Na verdade, eu sou a categoria de pessoa que tenta abraçar tudo quando o assunto é games. Mega, Snes, Nes, 3DO, Psx, NeoGeo, Gameboy, Master System e tantos outros consoles. Nunca foi de ser “fãnboy” e me fechar em apenas um console. Joguei de tudo em todos os consoles possíveis e não bato o martelo para  “o melhor jogo é do sistema X e ponto final“. Minha opinião é sempre que se te faz bem jogue e ponto final. Mas infelizmente hoje com os deveres da vida e o tempo cada vez mais escasso é quase impossível eu conseguir abraçar tudo que tem de games (bem que queria!). Então eu tenho me focado no console que mais me diverti e me encanta até os dias e hoje que é o Snes. E nessas buscas de histórias, informações, curiosidades do Snes, acabei achando esse jogo do curioso Satellaview.

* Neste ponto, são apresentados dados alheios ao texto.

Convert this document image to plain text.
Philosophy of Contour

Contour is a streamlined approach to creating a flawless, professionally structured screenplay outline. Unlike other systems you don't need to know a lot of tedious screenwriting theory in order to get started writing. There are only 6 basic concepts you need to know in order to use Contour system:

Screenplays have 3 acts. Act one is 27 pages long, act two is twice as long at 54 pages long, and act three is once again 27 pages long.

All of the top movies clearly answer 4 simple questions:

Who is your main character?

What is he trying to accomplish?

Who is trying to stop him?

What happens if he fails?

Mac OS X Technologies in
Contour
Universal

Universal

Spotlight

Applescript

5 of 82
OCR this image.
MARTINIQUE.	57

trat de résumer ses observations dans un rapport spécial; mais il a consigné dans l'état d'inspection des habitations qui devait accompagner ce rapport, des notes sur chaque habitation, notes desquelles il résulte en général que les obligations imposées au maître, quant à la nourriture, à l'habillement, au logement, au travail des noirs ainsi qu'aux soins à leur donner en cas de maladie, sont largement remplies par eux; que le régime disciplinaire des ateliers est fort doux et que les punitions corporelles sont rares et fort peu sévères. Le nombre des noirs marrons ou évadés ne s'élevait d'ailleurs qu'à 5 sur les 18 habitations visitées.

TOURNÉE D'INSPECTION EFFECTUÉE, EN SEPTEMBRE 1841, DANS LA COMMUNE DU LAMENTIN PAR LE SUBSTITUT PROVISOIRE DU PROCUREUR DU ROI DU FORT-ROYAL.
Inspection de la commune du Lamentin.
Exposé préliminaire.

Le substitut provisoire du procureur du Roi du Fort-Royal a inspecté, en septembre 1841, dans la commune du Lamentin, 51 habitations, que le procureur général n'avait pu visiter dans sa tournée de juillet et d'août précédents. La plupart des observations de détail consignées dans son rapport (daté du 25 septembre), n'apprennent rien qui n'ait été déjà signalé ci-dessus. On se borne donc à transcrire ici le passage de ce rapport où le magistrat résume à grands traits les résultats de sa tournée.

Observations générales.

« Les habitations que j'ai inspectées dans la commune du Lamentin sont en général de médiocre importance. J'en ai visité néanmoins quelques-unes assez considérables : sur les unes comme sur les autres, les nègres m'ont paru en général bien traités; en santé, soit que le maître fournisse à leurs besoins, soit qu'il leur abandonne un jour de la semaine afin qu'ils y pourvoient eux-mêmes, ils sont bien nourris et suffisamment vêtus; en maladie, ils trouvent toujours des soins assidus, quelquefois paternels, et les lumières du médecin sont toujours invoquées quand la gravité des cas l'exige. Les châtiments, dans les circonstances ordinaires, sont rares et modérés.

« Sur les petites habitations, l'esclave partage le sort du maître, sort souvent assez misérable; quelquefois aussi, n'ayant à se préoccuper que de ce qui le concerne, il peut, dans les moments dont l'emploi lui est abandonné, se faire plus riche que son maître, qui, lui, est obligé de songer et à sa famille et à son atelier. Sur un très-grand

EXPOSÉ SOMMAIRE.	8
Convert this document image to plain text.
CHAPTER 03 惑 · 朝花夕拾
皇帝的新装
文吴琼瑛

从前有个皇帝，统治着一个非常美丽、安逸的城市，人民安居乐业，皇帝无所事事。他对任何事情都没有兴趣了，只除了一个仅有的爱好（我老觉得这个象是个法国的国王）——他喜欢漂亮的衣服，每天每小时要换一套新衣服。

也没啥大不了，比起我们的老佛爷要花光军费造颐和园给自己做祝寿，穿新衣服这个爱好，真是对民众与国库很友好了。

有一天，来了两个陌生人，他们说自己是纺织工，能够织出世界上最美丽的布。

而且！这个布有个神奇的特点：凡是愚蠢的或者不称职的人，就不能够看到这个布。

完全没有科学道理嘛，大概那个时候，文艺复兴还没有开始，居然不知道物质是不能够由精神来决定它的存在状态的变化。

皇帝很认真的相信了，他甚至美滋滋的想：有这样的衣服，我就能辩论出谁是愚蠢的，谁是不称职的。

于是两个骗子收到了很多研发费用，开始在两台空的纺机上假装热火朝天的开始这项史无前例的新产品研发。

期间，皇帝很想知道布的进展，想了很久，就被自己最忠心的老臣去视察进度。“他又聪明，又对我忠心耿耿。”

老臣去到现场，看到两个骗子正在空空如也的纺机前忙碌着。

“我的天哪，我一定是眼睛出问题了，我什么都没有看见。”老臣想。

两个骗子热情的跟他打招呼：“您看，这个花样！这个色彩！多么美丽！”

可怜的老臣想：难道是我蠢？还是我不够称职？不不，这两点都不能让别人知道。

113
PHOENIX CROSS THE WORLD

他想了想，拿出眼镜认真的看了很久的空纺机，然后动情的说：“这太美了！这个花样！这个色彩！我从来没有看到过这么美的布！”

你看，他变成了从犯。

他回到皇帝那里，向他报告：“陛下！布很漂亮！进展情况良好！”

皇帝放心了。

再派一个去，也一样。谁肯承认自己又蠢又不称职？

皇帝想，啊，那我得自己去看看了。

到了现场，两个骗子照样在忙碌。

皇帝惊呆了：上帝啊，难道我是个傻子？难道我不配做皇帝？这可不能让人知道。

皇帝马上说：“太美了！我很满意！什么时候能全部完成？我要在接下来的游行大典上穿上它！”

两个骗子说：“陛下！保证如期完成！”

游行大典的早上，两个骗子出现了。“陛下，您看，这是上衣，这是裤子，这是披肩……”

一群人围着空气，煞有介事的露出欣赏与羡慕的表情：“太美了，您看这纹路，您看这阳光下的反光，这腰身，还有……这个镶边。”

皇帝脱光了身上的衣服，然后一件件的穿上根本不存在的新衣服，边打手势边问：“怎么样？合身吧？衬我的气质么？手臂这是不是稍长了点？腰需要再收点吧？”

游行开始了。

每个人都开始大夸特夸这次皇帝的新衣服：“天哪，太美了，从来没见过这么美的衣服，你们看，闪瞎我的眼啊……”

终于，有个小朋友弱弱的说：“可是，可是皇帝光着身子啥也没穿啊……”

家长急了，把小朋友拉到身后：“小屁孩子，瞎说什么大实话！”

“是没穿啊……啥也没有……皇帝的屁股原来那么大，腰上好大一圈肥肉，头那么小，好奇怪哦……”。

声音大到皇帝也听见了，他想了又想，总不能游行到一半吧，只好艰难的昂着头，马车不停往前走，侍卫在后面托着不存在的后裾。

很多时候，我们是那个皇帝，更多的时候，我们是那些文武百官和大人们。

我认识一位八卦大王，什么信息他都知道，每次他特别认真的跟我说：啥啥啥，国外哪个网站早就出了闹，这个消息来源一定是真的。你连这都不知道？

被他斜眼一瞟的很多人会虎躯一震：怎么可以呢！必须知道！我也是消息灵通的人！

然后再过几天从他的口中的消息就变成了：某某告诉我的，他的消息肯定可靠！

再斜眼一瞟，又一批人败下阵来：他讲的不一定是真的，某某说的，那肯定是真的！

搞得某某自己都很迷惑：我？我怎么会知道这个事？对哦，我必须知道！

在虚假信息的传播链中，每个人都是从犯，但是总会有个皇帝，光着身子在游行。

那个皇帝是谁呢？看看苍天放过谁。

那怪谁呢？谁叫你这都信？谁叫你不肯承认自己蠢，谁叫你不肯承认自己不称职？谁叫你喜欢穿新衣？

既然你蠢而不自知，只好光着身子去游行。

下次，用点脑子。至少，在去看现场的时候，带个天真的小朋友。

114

Kaizou Choujin Shubibinman Zero
é um daqueles clássicos de cults de snes que poucos conhecem. Principal motivo é que ele nunca tinha sido lançado para cartucho no Snes, na verdade, ele foi lançado apenas através da Satellaview aquele sistema de jogos via “download-satélite” no Japão em uma época onde ninguém nem sabia o que era ou seria internet.

Shubibinman Zero é na realidade o quarto game da série,  os três primeiros foram lançados para o clássico PC Engine. A história do jogo gira basicamente num futuro incerto e você tem que salvar a cidade de uma vilã que, com seus capangas que sequestrou um eminente cientista e agora ela quer roubar a tecnologia dele e usar para criar alienígenas e governar por todo o universo. Agora cabe a você salvar tal cientista para evitar que o pior aconteça.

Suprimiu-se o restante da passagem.